Charlotte Mecklenburg Library celebrated Community Read the entire month of March 2019 with the hopes of bringing the community together to discuss the issues that are important to Charlotte-Mecklenburg. Close to 200 programs and events were scheduled by Library and community partner locations covering many topics including wellness, culture and education, activism, and the arts. The entire community was all in from the Charlotte-Mecklenburg Police Department to Charlotte-Mecklenburg Schools to the Levine Museum of the New South and many more.
The Charlotte-Mecklenburg community welcomed Community Read with great enthusiasm and support. We were pleased by the candor and passion people brought to the discussions and programs. There were diverse perspectives and the Library is hopeful that with this year’s Community Read, Charlotte-Mecklenburg is on the right track to becoming a stronger community. Together.
Open Books. Open Minds.
Community Read brought all races and ages together to initiate dialogues and affect change in the racial, generational and gender divide that exists in the Charlotte-Mecklenburg community. During the monthly Lunch and Munch book club at Independence Regional Library, readers of all ages reached a better mutual understanding while bridging the racial and generation gap toward a more peaceful and just world.
Tackling the big issues.
Much of the dialogue during Community Read programs centered around the heavily-weighted issues in Charlotte-Mecklenburg such as police involvement and racism. The Library offered programs in collaboration with the Charlotte-Mecklenburg Police Department. One program focused on “How to Talk About Race,” where attendees gained a deeper understanding of moderating conversations about race.
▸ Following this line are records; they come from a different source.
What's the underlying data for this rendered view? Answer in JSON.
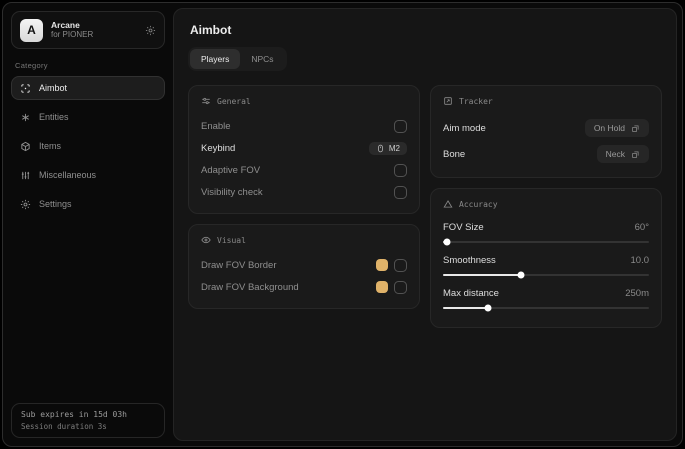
{
  "sidebar": {
    "brand": {
      "initial": "A",
      "name": "Arcane",
      "subtitle": "for PIONER"
    },
    "category_label": "Category",
    "items": [
      {
        "label": "Aimbot"
      },
      {
        "label": "Entities"
      },
      {
        "label": "Items"
      },
      {
        "label": "Miscellaneous"
      },
      {
        "label": "Settings"
      }
    ],
    "footer": {
      "line1": "Sub expires in 15d 03h",
      "line2": "Session duration 3s"
    }
  },
  "main": {
    "title": "Aimbot",
    "tabs": [
      {
        "label": "Players"
      },
      {
        "label": "NPCs"
      }
    ],
    "cards": {
      "general": {
        "title": "General",
        "rows": {
          "enable": {
            "label": "Enable"
          },
          "keybind": {
            "label": "Keybind",
            "value": "M2"
          },
          "adaptive_fov": {
            "label": "Adaptive FOV"
          },
          "visibility_check": {
            "label": "Visibility check"
          }
        }
      },
      "visual": {
        "title": "Visual",
        "rows": {
          "fov_border": {
            "label": "Draw FOV Border",
            "color": "#dfb269"
          },
          "fov_background": {
            "label": "Draw FOV Background",
            "color": "#dfb269"
          }
        }
      },
      "tracker": {
        "title": "Tracker",
        "rows": {
          "aim_mode": {
            "label": "Aim mode",
            "value": "On Hold"
          },
          "bone": {
            "label": "Bone",
            "value": "Neck"
          }
        }
      },
      "accuracy": {
        "title": "Accuracy",
        "sliders": [
          {
            "label": "FOV Size",
            "value": "60°",
            "percent": 2
          },
          {
            "label": "Smoothness",
            "value": "10.0",
            "percent": 38
          },
          {
            "label": "Max distance",
            "value": "250m",
            "percent": 22
          }
        ]
      }
    }
  },
  "colors": {
    "accent_swatch": "#dfb269"
  }
}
Another program at the Levine Museum of the New South offered a powerful and moving experience where participants toured the K(NO)W Justice K(NO)W Peace exhibit and held a discussion. The program is a community-created exhibit about police-involved shootings throughout the nation and in Charlotte, and was co-created with activists and law enforcement, the media, students, clergy and civic leaders.
At Johnson C. Smith University, trial attorney, Civil Rights Activist and community organizer Toussaint C. Romain tackled the topic of racial injustice as he delivered a passionate and honest discussion on The Hate U Give after a viewing of the movie.
Activism and making a difference.
Community Read delivered a message of getting involved and using one’s voice to make a difference in the community. In a College and Career Connections program at Hickory Grove Library, photographer Alvin C. Jacobs Jr. and Councilman Braxton Winston stressed the importance of using the tools at your disposal to affect change.
During Angie Thomas’ appearance on March 19, 2019, she spoke to a crowded theater at Central Piedmont Community College and said, “I did the only thing I knew how to do – I wrote. I shed light on the darkness. I made the political personal.”
At various Library locations, members of the community made a difference by sharing their time with the community they serve. At locations like Scaleybark Library and Independence Regional Library, police officers, firefighters and librarians shared stories, songs and other fun activities while engaging with families in the community.
Then came the authors.
Community Read provided an extra bonus for participants to meet and interact with their favorite Community Read authors. On March 19, Angie Thomas, author of The Hate U Give presented to a full house with her honest and personable talk. She left the entire auditorium at the Halton Theater at Central Piedmont Community College in awe and inspired to not only find their voice but to use their voice to change the world.
Then at the end of the month, Matt de la Peña, author of Love, mesmerized young Community Read participants with his message of love. He spent the morning of March 28 at Seversville Park for StoryWalk® featuring his picture book, Love. There he shared personal behind the scenes stories about the book and illustration process. During the day he visited several Charlotte-Mecklenburg Schools. Later that evening, de la Peña wowed the audience at ImaginOn: The Joe & Joan Martin Center where he discussed his picture books with educators and families. He shared that for him writing children’s books is his form of activism. “My job is to facilitate the story and leave space for the reader to add their own context to the margins. Once a book is out in the world and in the library, it’s a collaboration between the writer and the reader.”
Community Read 2019 may be over for this year but remember what happened here in Charlotte-Mecklenburg: the discussions, the messages and the coming together of our community. Keep the spirit of Community Read alive all year long in your heart, your household and your overall community. Continue reading and looking for opportunities for open dialogues and being a force in your community.
We’ll see you next year for Community Read 2020.